Estetik operasyon geçiren yeni X-Trail, en donanımlı haliyle Autocar ve Rallivideo ekibini Yeşil Bursa Rallisi’ne taşıdı. Peki tüm silahlarını kuşanan X-Trail ne kadar iyi? Görelim…
Rallivideo’yu Autocar ve Lift çatısı altındaki diğer yayınlar için hazırladıkları güzel videolardan tanırsınız. Hafta içi yan yana masalarda çalışsak da hafta sonu yaklaştıkça planlar yapılmaya başlanır; ‘’abi Cumartesi tırmanma var. Kim gidiyor?’’ veya ‘’hafta sonu Ege Rallisi’ne gelen var mı?’’. Rallivideo yarışı herkese ulaştırabilmek için video ve fotoğraf çekmeye gider biz ise keyifle izlemeye.

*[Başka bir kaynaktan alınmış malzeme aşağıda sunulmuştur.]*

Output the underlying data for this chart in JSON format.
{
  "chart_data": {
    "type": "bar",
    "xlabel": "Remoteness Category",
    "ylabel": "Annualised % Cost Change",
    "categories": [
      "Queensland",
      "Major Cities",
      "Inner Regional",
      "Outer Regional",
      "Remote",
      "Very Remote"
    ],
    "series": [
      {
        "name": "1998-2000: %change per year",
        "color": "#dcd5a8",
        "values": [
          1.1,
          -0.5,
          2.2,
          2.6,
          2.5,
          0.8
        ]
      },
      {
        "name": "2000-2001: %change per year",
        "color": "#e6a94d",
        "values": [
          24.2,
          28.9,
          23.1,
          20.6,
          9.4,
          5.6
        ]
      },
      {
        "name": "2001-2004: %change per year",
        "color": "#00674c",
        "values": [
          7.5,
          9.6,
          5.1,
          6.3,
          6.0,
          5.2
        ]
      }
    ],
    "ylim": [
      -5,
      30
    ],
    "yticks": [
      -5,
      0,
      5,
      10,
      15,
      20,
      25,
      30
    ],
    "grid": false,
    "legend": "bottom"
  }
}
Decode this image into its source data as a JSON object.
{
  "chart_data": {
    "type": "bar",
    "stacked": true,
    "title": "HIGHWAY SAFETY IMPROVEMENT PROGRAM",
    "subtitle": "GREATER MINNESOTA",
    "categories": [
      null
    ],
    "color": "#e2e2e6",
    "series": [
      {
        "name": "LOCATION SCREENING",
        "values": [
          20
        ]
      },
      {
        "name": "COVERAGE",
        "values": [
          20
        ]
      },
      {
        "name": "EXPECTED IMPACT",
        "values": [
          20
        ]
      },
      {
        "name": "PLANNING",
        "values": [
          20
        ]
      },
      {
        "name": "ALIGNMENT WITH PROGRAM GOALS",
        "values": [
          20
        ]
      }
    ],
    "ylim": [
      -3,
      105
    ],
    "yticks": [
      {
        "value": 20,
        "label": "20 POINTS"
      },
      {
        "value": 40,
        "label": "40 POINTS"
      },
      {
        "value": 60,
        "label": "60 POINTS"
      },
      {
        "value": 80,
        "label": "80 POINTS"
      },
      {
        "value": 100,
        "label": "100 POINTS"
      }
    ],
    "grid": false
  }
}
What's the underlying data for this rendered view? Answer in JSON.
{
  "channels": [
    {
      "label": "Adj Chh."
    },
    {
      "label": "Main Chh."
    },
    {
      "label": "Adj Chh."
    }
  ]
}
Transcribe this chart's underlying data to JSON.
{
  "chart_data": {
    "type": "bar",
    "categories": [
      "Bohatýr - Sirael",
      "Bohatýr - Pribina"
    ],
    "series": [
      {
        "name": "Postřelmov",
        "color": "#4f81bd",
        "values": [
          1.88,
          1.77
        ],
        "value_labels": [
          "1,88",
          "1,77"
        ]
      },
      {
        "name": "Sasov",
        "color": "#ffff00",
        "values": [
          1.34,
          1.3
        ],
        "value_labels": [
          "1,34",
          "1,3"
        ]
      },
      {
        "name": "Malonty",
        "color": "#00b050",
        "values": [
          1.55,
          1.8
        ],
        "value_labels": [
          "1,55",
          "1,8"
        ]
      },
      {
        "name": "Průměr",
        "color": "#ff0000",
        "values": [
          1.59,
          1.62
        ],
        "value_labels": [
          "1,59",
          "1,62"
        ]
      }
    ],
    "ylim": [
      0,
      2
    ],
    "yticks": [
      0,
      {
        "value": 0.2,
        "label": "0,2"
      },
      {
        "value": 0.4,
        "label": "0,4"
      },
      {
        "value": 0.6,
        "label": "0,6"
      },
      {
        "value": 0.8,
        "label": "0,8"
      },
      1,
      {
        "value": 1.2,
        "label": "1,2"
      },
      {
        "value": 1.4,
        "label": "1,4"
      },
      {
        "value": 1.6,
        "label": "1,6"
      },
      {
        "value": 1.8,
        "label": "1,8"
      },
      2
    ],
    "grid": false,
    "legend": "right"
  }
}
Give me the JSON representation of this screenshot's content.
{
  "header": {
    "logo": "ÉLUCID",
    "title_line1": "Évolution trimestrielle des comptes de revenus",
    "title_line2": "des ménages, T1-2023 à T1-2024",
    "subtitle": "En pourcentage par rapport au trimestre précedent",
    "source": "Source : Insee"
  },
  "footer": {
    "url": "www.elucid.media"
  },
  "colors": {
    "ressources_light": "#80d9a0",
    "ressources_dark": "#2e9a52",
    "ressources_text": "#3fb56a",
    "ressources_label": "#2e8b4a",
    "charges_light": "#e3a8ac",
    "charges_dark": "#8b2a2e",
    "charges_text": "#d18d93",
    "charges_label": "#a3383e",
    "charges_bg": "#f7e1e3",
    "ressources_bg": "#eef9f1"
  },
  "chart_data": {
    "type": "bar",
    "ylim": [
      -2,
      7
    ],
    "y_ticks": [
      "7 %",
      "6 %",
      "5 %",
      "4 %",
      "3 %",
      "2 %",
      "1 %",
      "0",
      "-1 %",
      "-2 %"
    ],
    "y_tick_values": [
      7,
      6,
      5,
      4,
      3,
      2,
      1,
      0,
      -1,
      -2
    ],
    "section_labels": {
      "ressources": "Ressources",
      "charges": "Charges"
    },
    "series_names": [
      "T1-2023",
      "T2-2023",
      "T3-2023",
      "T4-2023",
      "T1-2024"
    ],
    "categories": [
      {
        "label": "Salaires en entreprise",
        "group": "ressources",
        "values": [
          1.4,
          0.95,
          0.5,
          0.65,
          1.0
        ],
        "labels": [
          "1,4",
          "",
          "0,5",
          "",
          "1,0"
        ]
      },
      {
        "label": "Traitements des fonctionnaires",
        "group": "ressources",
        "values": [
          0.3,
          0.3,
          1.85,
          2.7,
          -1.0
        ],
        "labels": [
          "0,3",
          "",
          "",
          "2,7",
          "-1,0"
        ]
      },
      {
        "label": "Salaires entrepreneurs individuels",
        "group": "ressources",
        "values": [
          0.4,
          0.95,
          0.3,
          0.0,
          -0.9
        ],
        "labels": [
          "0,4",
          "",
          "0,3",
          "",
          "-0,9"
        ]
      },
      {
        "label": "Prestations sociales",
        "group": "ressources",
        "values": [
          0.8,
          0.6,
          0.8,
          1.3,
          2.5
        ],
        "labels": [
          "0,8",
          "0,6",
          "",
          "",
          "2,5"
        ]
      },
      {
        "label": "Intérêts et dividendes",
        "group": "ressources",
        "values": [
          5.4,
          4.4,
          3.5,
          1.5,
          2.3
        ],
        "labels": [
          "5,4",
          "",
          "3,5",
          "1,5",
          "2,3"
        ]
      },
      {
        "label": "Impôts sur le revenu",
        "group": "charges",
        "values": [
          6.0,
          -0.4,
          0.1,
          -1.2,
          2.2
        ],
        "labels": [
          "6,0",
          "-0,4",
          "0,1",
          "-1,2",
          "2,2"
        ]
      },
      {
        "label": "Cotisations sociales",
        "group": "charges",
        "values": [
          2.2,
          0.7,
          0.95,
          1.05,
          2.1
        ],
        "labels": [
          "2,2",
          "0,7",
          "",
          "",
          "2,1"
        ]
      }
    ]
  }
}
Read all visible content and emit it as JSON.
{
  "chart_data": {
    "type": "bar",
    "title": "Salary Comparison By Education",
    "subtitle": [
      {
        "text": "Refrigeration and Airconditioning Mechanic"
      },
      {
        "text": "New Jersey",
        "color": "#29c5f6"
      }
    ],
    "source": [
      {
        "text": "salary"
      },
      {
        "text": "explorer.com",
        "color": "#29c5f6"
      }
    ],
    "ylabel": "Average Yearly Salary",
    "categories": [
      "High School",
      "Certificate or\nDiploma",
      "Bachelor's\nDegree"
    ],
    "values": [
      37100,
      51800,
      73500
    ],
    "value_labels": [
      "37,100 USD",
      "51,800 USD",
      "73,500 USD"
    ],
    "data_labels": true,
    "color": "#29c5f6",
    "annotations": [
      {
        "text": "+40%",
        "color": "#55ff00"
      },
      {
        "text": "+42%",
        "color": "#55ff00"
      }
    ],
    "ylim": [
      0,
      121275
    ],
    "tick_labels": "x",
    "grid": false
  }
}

İşte yine böyle bir Perşembe mesaisinde Egemen’den beklenen soru geldi: ‘’Yeşil Bursa Rallisi’ne gidelim mi?’’. Sanki o an aklımdan geçenleri okumuş gibi sorduğu bu soruya cevap bile vermeden yeni bir soruyla karşılık verdim: ‘’neyle gidiyoruz?’’. Gün içinde teslim edilmesini beklediğimiz yeni Nissan X-Trail ise bu sorunun şanslı cevabı oldu. Takip eden bir kaç saat içinde ise kendimizi çoktan planları yapmış, detayları konuşurken bulduk.
Estetik operasyondan yeni çıkan X-Trail, ekipte küçük çaplı bir bayram havası yaratmadı değil. X-Trail’in bagajının genişliğini hatırlattıktan sonra ekipmanların fazlalığından yakınan Fatih gitti yerine bir anda ‘’şunu da alalım lazım olur’’ diyen Fatih geldi. Yola erken saatlerde çıkmanın en çok mutsuz ettiği isim Ozan ise arka koltukla ilgili uyku planlarını çoktan tamamlamıştı. Yalan yok; diğer test otomobili alternatifimiz olan ticari aracın direksiyonunda olmaktansa X-Trail’in direksiyonunda olmayı tercih ederdim ki ettim de.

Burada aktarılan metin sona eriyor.